3o Idée-force. Le sentiment moral, groupant autour de lui un nombre croissant de sentiments et d’idées, devient non seulement un centre d’émotion, mais un objet de conscience réfléchie. L’obligation naît alors : c’est une sorte d’obsession raisonnée, une obsession que la réflexion fortifie au lieu de dissoudre. Prendre la conscience de devoirs moraux, c’est prendre la conscience de pouvoirs intérieurs et supérieurs qui se développent en nous et nous poussent à agir, d’idées qui tendent à se réaliser par leur force propre, de sentiments qui, par leur évolution même, tendent à se socialiser, à s’imprégner de toute la sensibilité présente dans l’humanité et dans l’univers.

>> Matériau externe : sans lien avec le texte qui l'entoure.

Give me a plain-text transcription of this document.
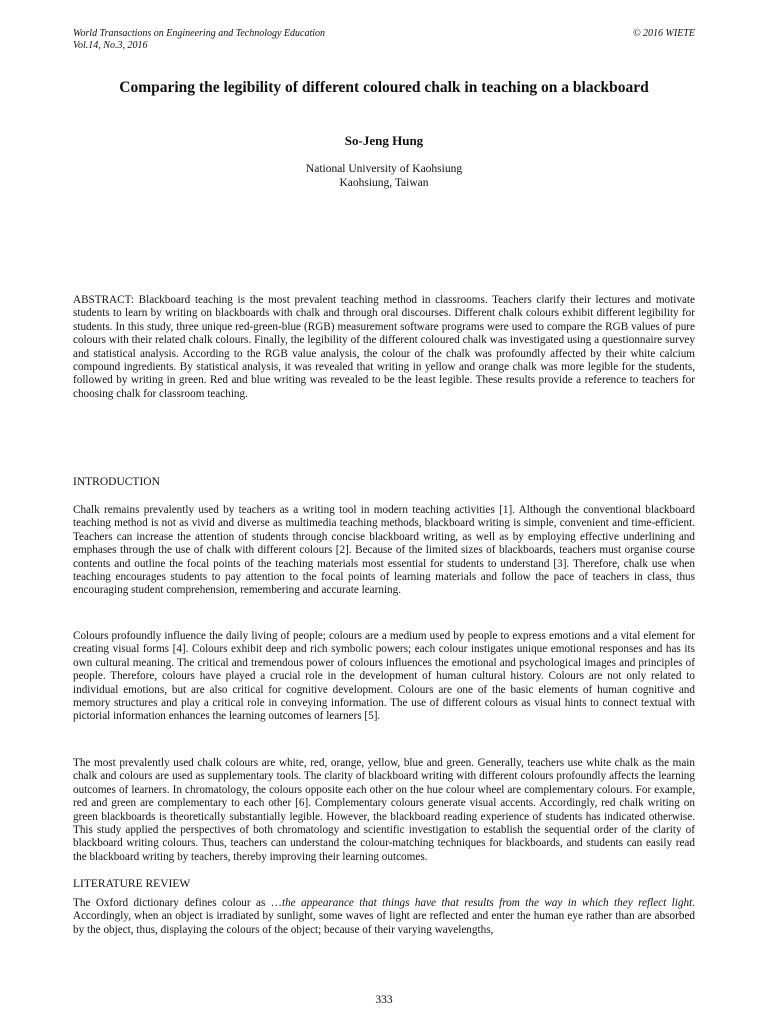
World Transactions on Engineering and Technology Education
Vol.14, No.3, 2016
© 2016 WIETE
Comparing the legibility of different coloured chalk in teaching on a blackboard
So-Jeng Hung
National University of Kaohsiung
Kaohsiung, Taiwan

ABSTRACT: Blackboard teaching is the most prevalent teaching method in classrooms. Teachers clarify their lectures and motivate students to learn by writing on blackboards with chalk and through oral discourses. Different chalk colours exhibit different legibility for students. In this study, three unique red-green-blue (RGB) measurement software programs were used to compare the RGB values of pure colours with their related chalk colours. Finally, the legibility of the different coloured chalk was investigated using a questionnaire survey and statistical analysis. According to the RGB value analysis, the colour of the chalk was profoundly affected by their white calcium compound ingredients. By statistical analysis, it was revealed that writing in yellow and orange chalk was more legible for the students, followed by writing in green. Red and blue writing was revealed to be the least legible. These results provide a reference to teachers for choosing chalk for classroom teaching.

INTRODUCTION

Chalk remains prevalently used by teachers as a writing tool in modern teaching activities [1]. Although the conventional blackboard teaching method is not as vivid and diverse as multimedia teaching methods, blackboard writing is simple, convenient and time-efficient. Teachers can increase the attention of students through concise blackboard writing, as well as by employing effective underlining and emphases through the use of chalk with different colours [2]. Because of the limited sizes of blackboards, teachers must organise course contents and outline the focal points of the teaching materials most essential for students to understand [3]. Therefore, chalk use when teaching encourages students to pay attention to the focal points of learning materials and follow the pace of teachers in class, thus encouraging student comprehension, remembering and accurate learning.

Colours profoundly influence the daily living of people; colours are a medium used by people to express emotions and a vital element for creating visual forms [4]. Colours exhibit deep and rich symbolic powers; each colour instigates unique emotional responses and has its own cultural meaning. The critical and tremendous power of colours influences the emotional and psychological images and principles of people. Therefore, colours have played a crucial role in the development of human cultural history. Colours are not only related to individual emotions, but are also critical for cognitive development. Colours are one of the basic elements of human cognitive and memory structures and play a critical role in conveying information. The use of different colours as visual hints to connect textual with pictorial information enhances the learning outcomes of learners [5].

The most prevalently used chalk colours are white, red, orange, yellow, blue and green. Generally, teachers use white chalk as the main chalk and colours are used as supplementary tools. The clarity of blackboard writing with different colours profoundly affects the learning outcomes of learners. In chromatology, the colours opposite each other on the hue colour wheel are complementary colours. For example, red and green are complementary to each other [6]. Complementary colours generate visual accents. Accordingly, red chalk writing on green blackboards is theoretically substantially legible. However, the blackboard reading experience of students has indicated otherwise. This study applied the perspectives of both chromatology and scientific investigation to establish the sequential order of the clarity of blackboard writing colours. Thus, teachers can understand the colour-matching techniques for blackboards, and students can easily read the blackboard writing by teachers, thereby improving their learning outcomes.

LITERATURE REVIEW

The Oxford dictionary defines colour as …the appearance that things have that results from the way in which they reflect light. Accordingly, when an object is irradiated by sunlight, some waves of light are reflected and enter the human eye rather than are absorbed by the object, thus, displaying the colours of the object; because of their varying wavelengths,

333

L’obligation morale, en un mot, est la double conscience : 1o de la puissance et de la fécondité d’idées-forces supérieures, se rapprochant par leur objet de l’universel ; 2o de la résistance des penchants contraires et égoïstes. La tendance de la vie au maximum d’intensité et d’expansion est la volonté élémentaire ; les phénomènes d’impulsion irrésistible, de simple obsession durable, enfin d’obligation morale, sont le résultat des conflits ou des harmonies de cette volonté élémentaire avec tous les autres penchants de l’âme humaine. La solution de ces conflits n’est autre chose que la recherche et la reconnaissance du penchant normal qui renferme en nous le plus d’auxiliaires, qui s’est associé au plus grand nombre de nos autres tendances durables, et qui nous enveloppe ainsi des liens les plus serrés. En d’autres termes, c’est la recherche du penchant le plus complexe et le plus persistant tout ensemble. Or, ces caractères appartiennent au penchant vers l’universel. L’action morale est donc comme le son qui éveille en nous le plus d’harmoniques, les vibrations les plus durables en même temps que les plus riches.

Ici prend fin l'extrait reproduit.